Java applications are prone to vulnerabilities stemming from the insecure use of security-sensitive APIs, such as file operations enabling path traversal or deserialization routines allowing remote code execution. These sink APIs encode critical information for vulnerability discovery: the program-specific constraints required to reach them and the exploitation conditions necessary to trigger security flaws. Despite this, existing fuzzers largely overlook such vulnerability-specific knowledge, limiting their effectiveness. We present GONDAR, a sink-centric fuzzing framework that systematically leverages sink API semantics for targeted vulnerability discovery. GONDAR first identifies reachable and exploitable sink call sites through CWE-specific scanning combined with LLM-assisted static filtering. It then deploys two specialized agents that work collaboratively with a coverage-guided fuzzer: an exploration agent generates inputs to reach target call sites by iteratively solving path constraints, while an exploitation agent synthesizes proof-of-concept exploits by reasoning about and satisfying vulnerability-triggering conditions. The agents and fuzzer continuously exchange seeds and runtime feedback, complementing each other. We evaluated GONDAR on real-world Java benchmarks, where it discovers four times more vulnerabilities than Jazzer, the state-of-the-art Java fuzzer. Notably, an earlier GONDAR version contributed to Team Atlanta's first-place CRS in the DARPA AI Cyber Challenge, and is integrated into OSS-CRS, a sandbox project in The Linux Foundation's OpenSSF, to analyze open-source Java projects, where it has already uncovered a zero-day vulnerability.

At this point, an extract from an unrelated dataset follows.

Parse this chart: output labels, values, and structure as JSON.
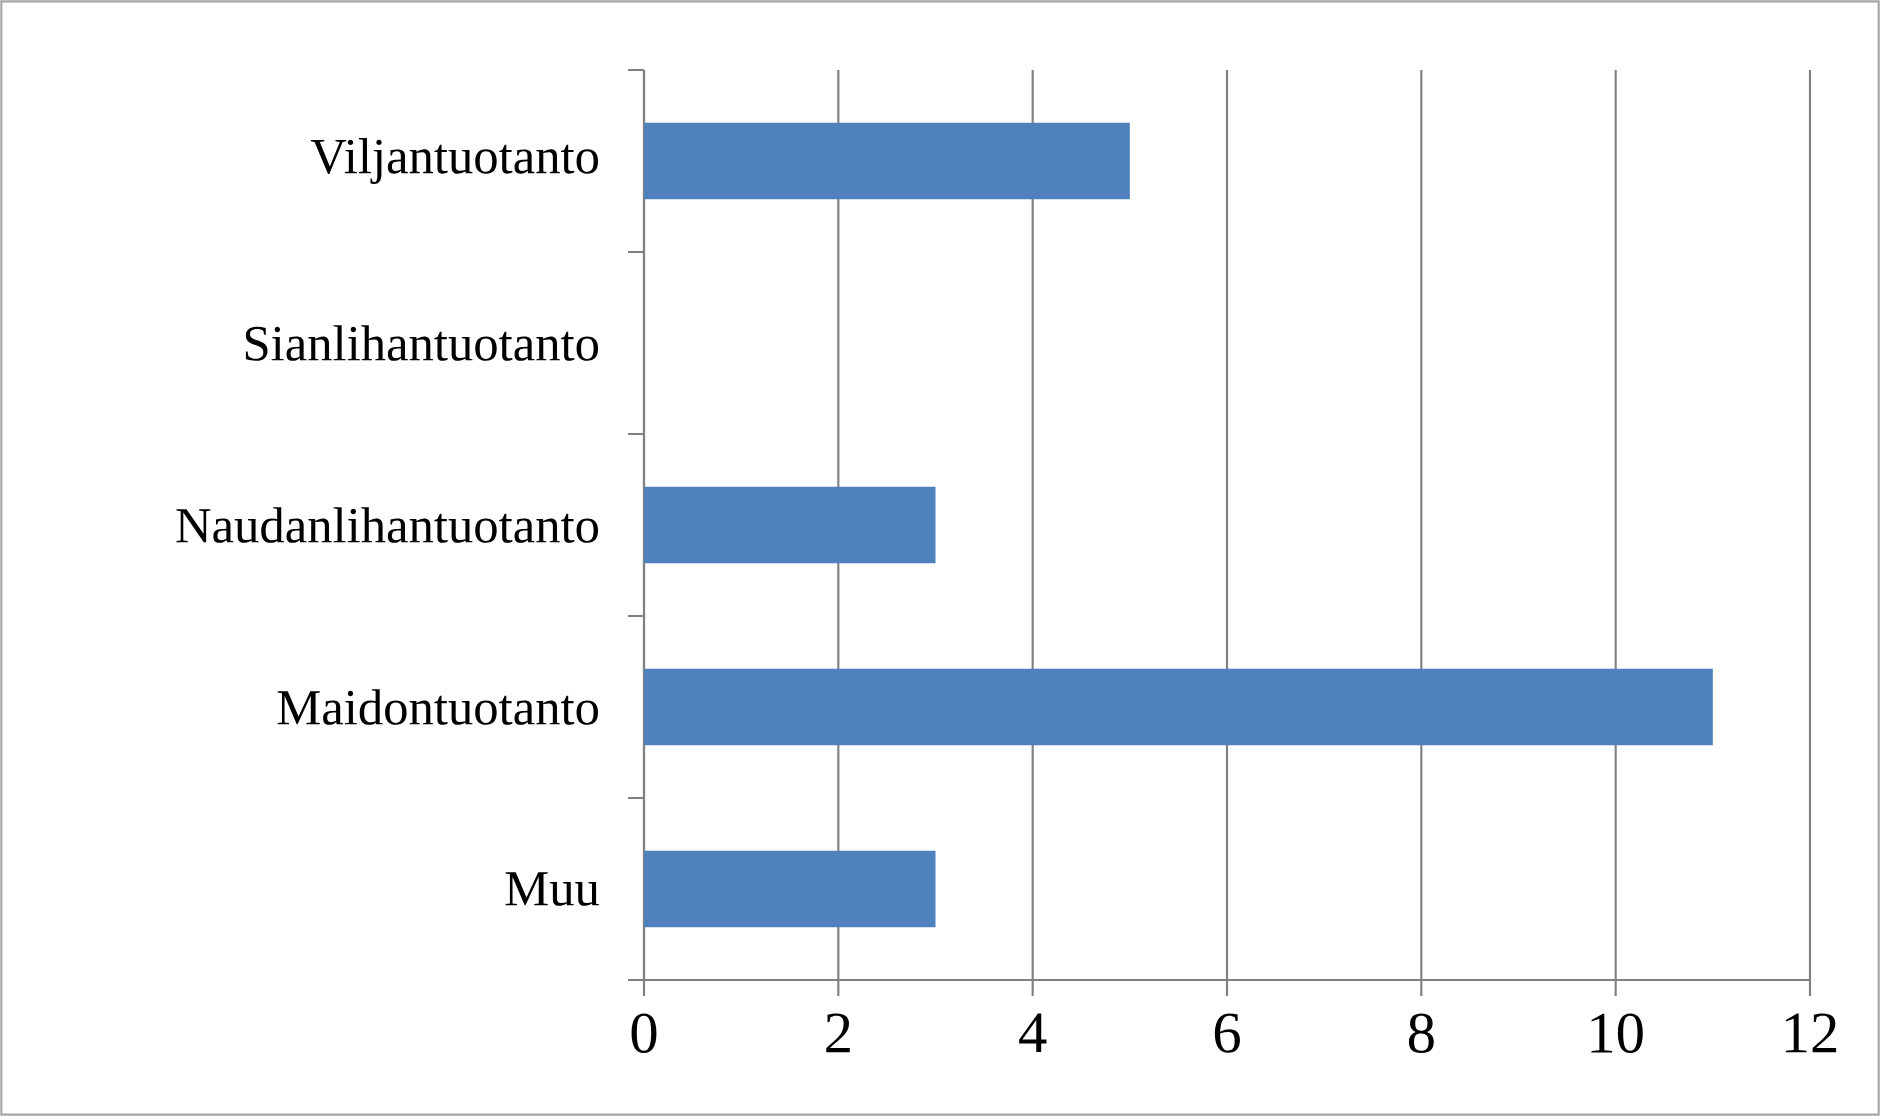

翻译：Java应用程序易受源于不安全使用安全敏感API的漏洞影响，例如导致路径遍历的文件操作或允许远程代码执行的反序列化例程。这些sink API编码了漏洞发现的关键信息：触发它们所需的程序特定约束以及利用条件。尽管如此，现有模糊测试器大多忽略此类漏洞特定知识，限制了其有效性。我们提出GONDAR，一个以sink为中心的模糊测试框架，系统性地利用sink API语义进行针对性漏洞发现。GONDAR首先通过结合CWE特定扫描与LLM辅助静态过滤，识别可到达且可利用的sink调用点。随后，它部署两个专门代理与覆盖引导模糊测试器协同工作：探索代理通过迭代求解路径约束生成输入以到达目标调用点，而利用代理通过推理并满足漏洞触发条件来合成概念验证利用。代理与模糊测试器持续交换种子和运行时反馈，相互补充。我们在真实Java基准测试上评估GONDAR，其发现的漏洞数量是当前最先进的Java模糊测试器Jazzer的四倍。值得注意的是，GONDAR的早期版本为亚特兰大团队在DARPA AI网络挑战赛中取得CRS第一名做出了贡献，并已集成至Linux基金会OpenSSF的沙箱项目OSS-CRS，用于分析开源Java项目，其中已发现一个零日漏洞。